Uitspraak ingezonden door Lucia van Leeuwen, DLA Piper.

Voorstel maatstaf gemiste advertentie-inkomsten levert matiging op

Hof Arnhem-Leeuwarden 11 jul 2017, IEF 16965; (MergenMetz tegen Cozzmoss), https://ie-forum.nl/artikelen/voorstel-maatstaf-gemiste-advertentie-inkomsten-levert-matiging-op

Hof Arnhem-Leeuwarden 11 juli 2017, IEF 16965 (MergenMetz tegen Cozzmoss) Auteursrecht. MergenMetz plaatst opiniestukken op haar website, waar in een aantal stukken via een hyperlink verwezen wordt naar haar eigen informatiesysteem met pdf-bestanden van krantenartikelen van Trouw en De Volkskrant.

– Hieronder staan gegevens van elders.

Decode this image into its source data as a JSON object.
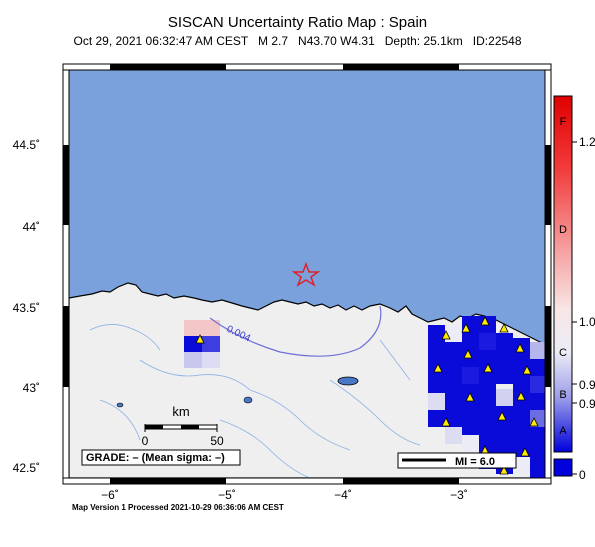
{
  "title": "SISCAN Uncertainty Ratio Map : Spain",
  "subtitle": "Oct 29, 2021 06:32:47 AM CEST   M 2.7   N43.70 W4.31   Depth: 25.1km   ID:22548",
  "footer": "Map Version 1 Processed 2021-10-29 06:36:06 AM CEST",
  "lat_ticks": [
    "44.5˚",
    "44˚",
    "43.5˚",
    "43˚",
    "42.5˚"
  ],
  "lon_ticks": [
    "−6˚",
    "−5˚",
    "−4˚",
    "−3˚"
  ],
  "scale_bar": {
    "unit": "km",
    "start": "0",
    "end": "50"
  },
  "grade_box": "GRADE: – (Mean sigma: –)",
  "mi_legend": "MI = 6.0",
  "contour_label": "0.004",
  "colorbar": {
    "letters": [
      "F",
      "D",
      "C",
      "B",
      "A"
    ],
    "values": [
      "1.2",
      "1.0",
      "0.9",
      "0.9",
      "0"
    ]
  },
  "colors": {
    "sea": "#7ba1dd",
    "land": "#efefef",
    "epicenter": "#e0202a",
    "station": "#ffea00",
    "cell_high": "#0b0bd9"
  }
}
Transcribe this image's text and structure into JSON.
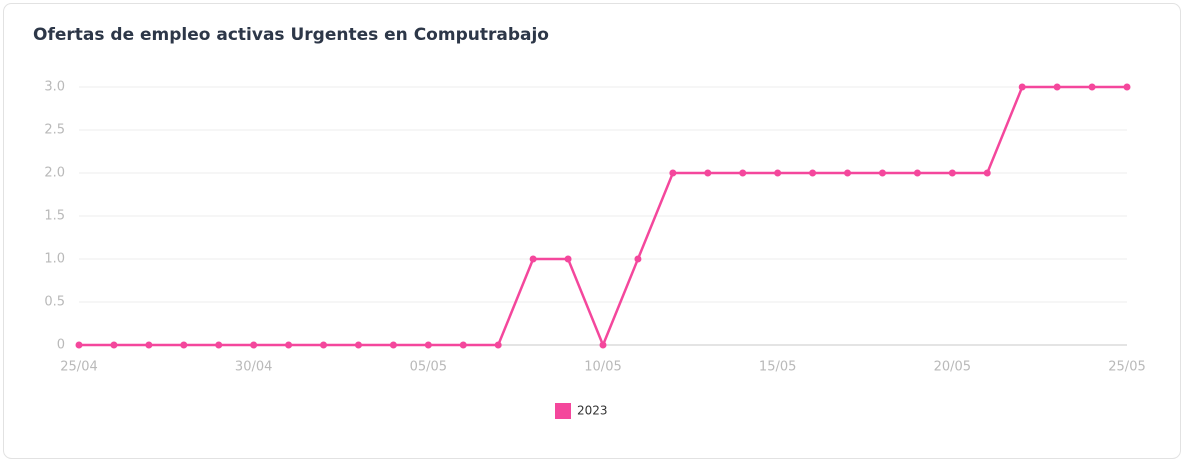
{
  "chart_data": {
    "type": "line",
    "title": "Ofertas de empleo activas Urgentes en Computrabajo",
    "categories": [
      "25/04",
      null,
      null,
      null,
      null,
      "30/04",
      null,
      null,
      null,
      null,
      "05/05",
      null,
      null,
      null,
      null,
      "10/05",
      null,
      null,
      null,
      null,
      "15/05",
      null,
      null,
      null,
      null,
      "20/05",
      null,
      null,
      null,
      null,
      "25/05"
    ],
    "series": [
      {
        "name": "2023",
        "color": "#f4479c",
        "values": [
          0,
          0,
          0,
          0,
          0,
          0,
          0,
          0,
          0,
          0,
          0,
          0,
          0,
          1,
          1,
          0,
          1,
          2,
          2,
          2,
          2,
          2,
          2,
          2,
          2,
          2,
          2,
          3,
          3,
          3,
          3
        ]
      }
    ],
    "ylim": [
      0,
      3
    ],
    "yticks": [
      0,
      0.5,
      {
        "value": 1,
        "label": "1.0"
      },
      {
        "value": 1.5,
        "label": "1.5"
      },
      {
        "value": 2,
        "label": "2.0"
      },
      {
        "value": 2.5,
        "label": "2.5"
      },
      {
        "value": 3,
        "label": "3.0"
      }
    ],
    "grid": true,
    "legend": "bottom"
  }
}
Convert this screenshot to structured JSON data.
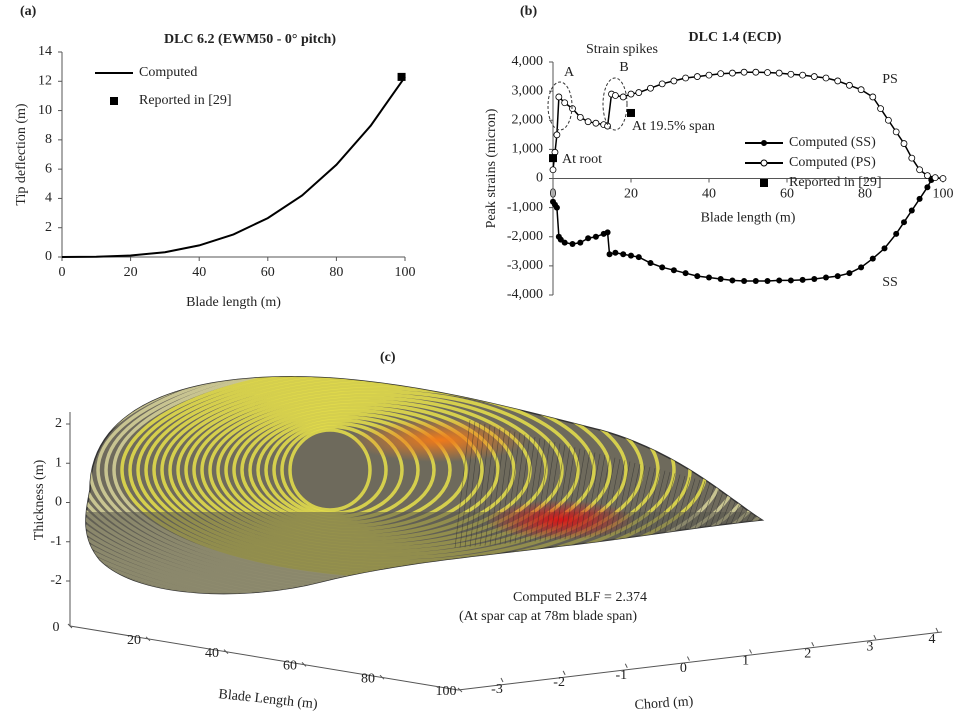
{
  "chart_data": [
    {
      "type": "line",
      "label": "(a)",
      "title": "DLC 6.2 (EWM50 - 0° pitch)",
      "x_label": "Blade length (m)",
      "y_label": "Tip deflection (m)",
      "xlim": [
        0,
        100
      ],
      "ylim": [
        0,
        14
      ],
      "xticks": [
        0,
        20,
        40,
        60,
        80,
        100
      ],
      "yticks": [
        0,
        2,
        4,
        6,
        8,
        10,
        12,
        14
      ],
      "legend": "top-left",
      "series": [
        {
          "name": "Computed",
          "color": "#000000",
          "line": true,
          "marker": "none",
          "x": [
            0,
            10,
            20,
            30,
            40,
            50,
            60,
            70,
            80,
            90,
            100
          ],
          "values": [
            0,
            0.02,
            0.1,
            0.33,
            0.79,
            1.54,
            2.66,
            4.2,
            6.3,
            8.97,
            12.3
          ]
        },
        {
          "name": "Reported in [29]",
          "color": "#000000",
          "line": false,
          "marker": "square",
          "x": [
            99
          ],
          "values": [
            12.3
          ]
        }
      ]
    },
    {
      "type": "line",
      "label": "(b)",
      "title": "DLC 1.4 (ECD)",
      "x_label": "Blade length (m)",
      "y_label": "Peak strains (micron)",
      "xlim": [
        0,
        100
      ],
      "ylim": [
        -4000,
        4000
      ],
      "xticks": [
        0,
        20,
        40,
        60,
        80,
        100
      ],
      "yticks": [
        {
          "value": 4000,
          "label": "4,000"
        },
        {
          "value": 3000,
          "label": "3,000"
        },
        {
          "value": 2000,
          "label": "2,000"
        },
        {
          "value": 1000,
          "label": "1,000"
        },
        0,
        {
          "value": -1000,
          "label": "-1,000"
        },
        {
          "value": -2000,
          "label": "-2,000"
        },
        {
          "value": -3000,
          "label": "-3,000"
        },
        {
          "value": -4000,
          "label": "-4,000"
        }
      ],
      "legend": "right",
      "annotations": [
        "Strain spikes",
        "A",
        "B",
        "At root",
        "At 19.5% span",
        "PS",
        "SS"
      ],
      "series": [
        {
          "name": "Computed (SS)",
          "color": "#000000",
          "line": true,
          "marker": "circle-filled",
          "x": [
            0,
            0.5,
            1,
            1.5,
            2,
            3,
            5,
            7,
            9,
            11,
            13,
            14,
            14.5,
            16,
            18,
            20,
            22,
            25,
            28,
            31,
            34,
            37,
            40,
            43,
            46,
            49,
            52,
            55,
            58,
            61,
            64,
            67,
            70,
            73,
            76,
            79,
            82,
            85,
            88,
            90,
            92,
            94,
            96,
            97
          ],
          "values": [
            -800,
            -900,
            -1000,
            -2000,
            -2100,
            -2200,
            -2250,
            -2200,
            -2050,
            -2000,
            -1900,
            -1850,
            -2600,
            -2550,
            -2600,
            -2650,
            -2700,
            -2900,
            -3050,
            -3150,
            -3250,
            -3350,
            -3400,
            -3450,
            -3500,
            -3520,
            -3520,
            -3520,
            -3500,
            -3500,
            -3480,
            -3450,
            -3400,
            -3350,
            -3250,
            -3050,
            -2750,
            -2400,
            -1900,
            -1500,
            -1100,
            -700,
            -300,
            -50
          ]
        },
        {
          "name": "Computed (PS)",
          "color": "#000000",
          "line": true,
          "marker": "circle-open",
          "x": [
            0,
            0.5,
            1,
            1.5,
            3,
            5,
            7,
            9,
            11,
            13,
            14,
            15,
            16,
            18,
            20,
            22,
            25,
            28,
            31,
            34,
            37,
            40,
            43,
            46,
            49,
            52,
            55,
            58,
            61,
            64,
            67,
            70,
            73,
            76,
            79,
            82,
            84,
            86,
            88,
            90,
            92,
            94,
            96,
            98,
            100
          ],
          "values": [
            300,
            900,
            1500,
            2800,
            2600,
            2400,
            2100,
            1950,
            1900,
            1850,
            1800,
            2900,
            2850,
            2800,
            2900,
            2950,
            3100,
            3250,
            3350,
            3450,
            3500,
            3550,
            3600,
            3620,
            3650,
            3650,
            3640,
            3620,
            3580,
            3550,
            3500,
            3450,
            3350,
            3200,
            3050,
            2800,
            2400,
            2000,
            1600,
            1200,
            700,
            300,
            100,
            30,
            0
          ]
        },
        {
          "name": "Reported in [29]",
          "color": "#000000",
          "line": false,
          "marker": "square",
          "x": [
            0,
            20
          ],
          "values": [
            700,
            2250
          ]
        }
      ]
    },
    {
      "type": "surface3d",
      "label": "(c)",
      "x_label": "Blade Length (m)",
      "y_label": "Thickness (m)",
      "z_label": "Chord (m)",
      "xlim": [
        0,
        100
      ],
      "ylim": [
        -2,
        2
      ],
      "zlim": [
        -3,
        4
      ],
      "xticks": [
        0,
        20,
        40,
        60,
        80,
        100
      ],
      "yticks": [
        -2,
        -1,
        0,
        1,
        2
      ],
      "zticks": [
        -3,
        -2,
        -1,
        0,
        1,
        2,
        3,
        4
      ],
      "annotations": [
        "Computed BLF =  2.374",
        "(At spar cap at 78m blade span)"
      ]
    }
  ]
}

Cozzmoss hield zich bezig met handhaving van auteursrechten van geschreven teksten en artikelen van bij haar aangesloten (rechts)-personen, waaronder Trouw en De Volkskrant. In eerste aanleg werd auteursrechtinbreuk van zeven verveelvoudigde en openbaargemaakte krantenartikelen vastgesteld en MergenMetz veroordeeld tot betaling van € 2.124,60 aan schadevergoeding en € 150,75 aan administratiekosten, alsmede de proceskosten, begroot op € 3.710,96. Het hof acht de door MergenMetz voorgestelde maatstaf passend voor het bepalen van de omvang van de schade. Onvoldoende betwisting door Cozzmoss. De toegewezen schadevergoeding wordt gematigd en de proceskosten worden gecompenseerd.